– Мадам! – картинно заламывал перед ней руки Тигр Клемансо. – Вы должны вспомнить – Франция всегда была верным союзником России! Неужели вы допустите, чтобы боши – наши исконные общие враги – грубыми сапогами прусских гренадеров растоптали бы мою милую Францию!
Нина Викторовна лишь пожимала плечами и с деланым удивлением заявляла, что она здесь находится в качестве частного лица. К тому же Советская Россия с Германской империей мирный договор уже заключила. И никто не мешает Франции сделать то же самое.

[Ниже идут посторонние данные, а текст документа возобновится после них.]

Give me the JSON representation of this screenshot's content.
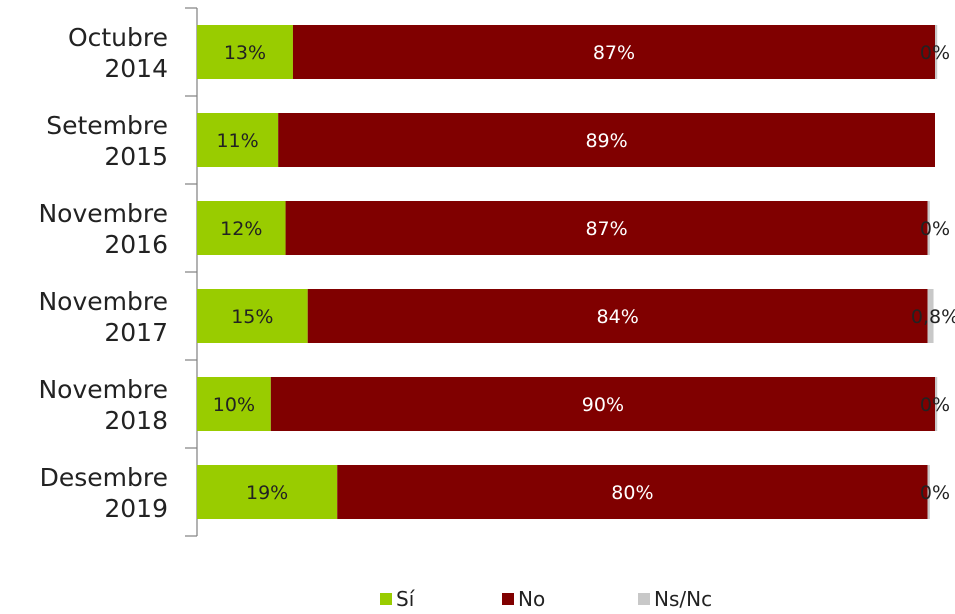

Слова Антоновой Жорж Клемансо воспринял как утонченное издевательство. Бормоча под нос ругательства, он выбежал из номера Нины Викторовны и больше не просил у нее аудиенции. Правда, члены французской делегации рангом пониже не раз, как бы случайно, попадались ей навстречу на улицах Лозанны. Но «мышки», охранявшие Антонову, бесцеремонно оттирали от нее французов.
А Черчилль, после того памятного разговора с Ниной Викторовной, почтительно раскланивался с ней, приподнимая цилиндр над своей лысеющей головой.
Лозаннский договор был, наконец, подписан. С точки зрения дипломатии он был ужасно коряв и, действительно, был больше погож на перемирие перед новой схваткой за раздел мира. Но лучше такой мир, чем вообще никакого…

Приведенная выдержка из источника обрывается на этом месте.